Ces hommes qui composent la Commune
sont d’origines diverses. On y trouve des bourgeois riches : ils s’élimineront
d’eux-mêmes, en donnant leur démission, et seront remplacés
lors des élections complémentaires du 16 avril ; puis les
élus issus de la petite et moyenne bourgeoisie : employés,
instituteurs, médecins, journalistes, qui avaient déjà
milité sous le second Empire dans les rangs du Parti républicain,
et qui constituent la majorité de la Commune ; enfin, on dénombre
vingt-cinq ouvriers – chiffre inhabituel pour l’époque dans une
assemblée élue –, affiliés souvent à l’Internationale,
venant du Comité central, et qui se retrouvent généralement
unis dans la minorité. Plusieurs tendances en effet s’expriment
: la majorité groupe des blanquistes se réclamant du vieux
prisonnier, qu’on cherchera par la suite à échanger contre
l’archevêque de Paris, Mgr Darboy ; des jacobins, qui ont fait la
révolution de 1848, et ont gardé le souvenir de la Révolution
de 1789 (Delescluze incarne ce type de républicain) ; des radicaux
comme Vallès et Vermorel, qui, partisans d’une république
démocratique et sociale, ne décèlent pas nettement
les transformations économiques nécessaires qu’elle implique.
Du côté de la minorité, les ouvriers ne forment pas
un bloc idéologique plus uni. Artisans, d’ailleurs, plus qu’ouvriers
de la grande industrie, ils appartiennent le plus souvent au courant proudhonien
de l’Internationale (Frankel, lui, est en relation personnelle avec Karl
Marx).

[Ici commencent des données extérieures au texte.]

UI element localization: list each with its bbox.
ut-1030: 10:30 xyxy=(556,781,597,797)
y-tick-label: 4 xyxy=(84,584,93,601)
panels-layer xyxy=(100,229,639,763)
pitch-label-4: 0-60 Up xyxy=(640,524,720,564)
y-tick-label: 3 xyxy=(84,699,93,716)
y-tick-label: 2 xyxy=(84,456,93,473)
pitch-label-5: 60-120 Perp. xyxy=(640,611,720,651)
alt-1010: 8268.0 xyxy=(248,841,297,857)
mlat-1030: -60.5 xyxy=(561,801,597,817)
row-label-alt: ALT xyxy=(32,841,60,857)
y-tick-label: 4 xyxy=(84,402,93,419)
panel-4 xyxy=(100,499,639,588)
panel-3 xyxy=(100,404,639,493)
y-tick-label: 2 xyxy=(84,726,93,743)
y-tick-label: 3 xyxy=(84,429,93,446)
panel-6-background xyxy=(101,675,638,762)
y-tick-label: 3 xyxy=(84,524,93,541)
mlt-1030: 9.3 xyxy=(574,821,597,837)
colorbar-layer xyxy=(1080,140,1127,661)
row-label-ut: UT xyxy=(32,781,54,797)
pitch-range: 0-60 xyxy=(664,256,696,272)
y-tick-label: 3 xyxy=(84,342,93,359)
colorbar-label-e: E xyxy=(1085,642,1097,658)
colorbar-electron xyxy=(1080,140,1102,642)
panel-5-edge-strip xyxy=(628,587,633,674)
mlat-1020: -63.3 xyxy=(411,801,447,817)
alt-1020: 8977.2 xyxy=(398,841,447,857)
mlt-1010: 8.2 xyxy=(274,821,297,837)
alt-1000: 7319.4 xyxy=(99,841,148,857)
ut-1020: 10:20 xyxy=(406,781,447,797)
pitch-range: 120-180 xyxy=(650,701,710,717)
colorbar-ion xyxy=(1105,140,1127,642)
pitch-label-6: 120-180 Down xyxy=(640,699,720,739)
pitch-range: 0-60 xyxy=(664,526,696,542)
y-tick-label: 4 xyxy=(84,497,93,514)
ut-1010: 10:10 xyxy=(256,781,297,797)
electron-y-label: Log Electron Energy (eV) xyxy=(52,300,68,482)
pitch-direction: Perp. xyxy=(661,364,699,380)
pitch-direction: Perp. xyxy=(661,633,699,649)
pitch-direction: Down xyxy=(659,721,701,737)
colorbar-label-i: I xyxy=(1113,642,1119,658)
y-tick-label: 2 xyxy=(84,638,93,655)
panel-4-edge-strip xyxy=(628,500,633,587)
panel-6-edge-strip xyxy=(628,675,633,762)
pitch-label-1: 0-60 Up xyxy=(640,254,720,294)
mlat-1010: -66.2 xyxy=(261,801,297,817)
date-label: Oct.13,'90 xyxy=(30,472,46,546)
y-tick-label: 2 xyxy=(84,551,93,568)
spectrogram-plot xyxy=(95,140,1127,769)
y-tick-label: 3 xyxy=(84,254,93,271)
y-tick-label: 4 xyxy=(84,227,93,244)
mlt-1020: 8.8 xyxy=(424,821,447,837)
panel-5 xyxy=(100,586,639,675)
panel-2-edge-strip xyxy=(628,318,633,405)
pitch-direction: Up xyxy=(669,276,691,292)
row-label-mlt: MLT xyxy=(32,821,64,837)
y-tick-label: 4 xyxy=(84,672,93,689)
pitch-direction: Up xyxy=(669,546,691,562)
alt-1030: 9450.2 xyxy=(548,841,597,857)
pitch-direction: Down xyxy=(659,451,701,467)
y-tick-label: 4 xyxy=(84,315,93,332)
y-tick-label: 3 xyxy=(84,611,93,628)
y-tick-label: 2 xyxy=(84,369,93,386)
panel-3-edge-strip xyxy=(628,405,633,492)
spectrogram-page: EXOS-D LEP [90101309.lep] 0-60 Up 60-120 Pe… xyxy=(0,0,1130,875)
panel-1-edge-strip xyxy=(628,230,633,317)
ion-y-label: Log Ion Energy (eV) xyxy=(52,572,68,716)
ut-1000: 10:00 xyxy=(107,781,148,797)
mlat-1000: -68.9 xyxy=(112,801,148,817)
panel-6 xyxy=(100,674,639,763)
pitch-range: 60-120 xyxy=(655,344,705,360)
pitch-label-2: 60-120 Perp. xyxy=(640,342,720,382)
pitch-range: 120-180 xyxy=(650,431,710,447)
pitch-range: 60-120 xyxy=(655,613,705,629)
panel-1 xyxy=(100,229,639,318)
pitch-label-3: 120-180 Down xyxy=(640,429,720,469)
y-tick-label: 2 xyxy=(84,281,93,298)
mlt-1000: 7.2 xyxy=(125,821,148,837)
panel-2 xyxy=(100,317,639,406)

Mais par leur origine, leur passé de militants dans l’Internationale
et les chambres syndicales, les élus formant la minorité
de la Commune s’intéressent davantage aux questions sociales qu’aux
problèmes politiques. C’est pourquoi on a pu les appeler des «
socialistes révolutionnaires ». Mais nulle trace de partis,
d’organisations structurées dans tout cela : s’il arrive à
des membres de la minorité de voter avec la majorité, l’inverse
se produit plus souvent encore. Parmi ces hommes, il y a des personnalités
de premier plan : le peintre Courbet, l’écrivain Jules Vallès,
le savant Gustave Flourens ; d’admirables figures d’ouvriers, comme Varlin
ou Benoît Malon ; de vieux républicains, comme Delescluze
qui mourut en héros sur les barricades ; mais aussi des rhéteurs
vaniteux et sans scrupules, comme Félix Pyat, qu’on a pu appeler
« le mauvais génie de la Commune », des imbéciles
comme Allix ou Babick. Tous se trouvèrent brusquement confrontés
avec des événements difficiles à vivre et à
surmonter, et pour lesquels ils n’étaient nullement préparés.
Ce ne sont pas seulement ces hommes
qui sont au pouvoir, mais le peuple de Paris tout entier à travers
les sections de l’Internationale, les chambres syndicales, les coopératives,
les comités d’arrondissement coiffés du Comité central
républicain, et les clubs. Ces derniers, qui existaient déjà
pendant le siège, se sont multipliés et l’on y discute des
problèmes immédiats d’organisation et de défense,
mais aussi de questions plus générales : la femme dans la
société, les relations du capital et du travail, etc. D’autre
part, les femmes ne restent pas inactives : groupées dans l’Union
des femmes pour la défense de Paris et les secours aux blessés,
fondée par une amie de Marx, Elizabeth Dmitrieff, on les voit aussi
dans les comités de vigilance, dans les clubs, et, comme cantinières,
ambulancières ou soldats, jusque sur les remparts. Enfin, le Comité
central de la garde nationale, qui malgré ses déclarations
n’a nullement abdiqué, continue à tenir ses séances
et à prétendre diriger la lutte. Il crée ainsi, à
côté de la Commune, un second pouvoir, facteur d’anarchie.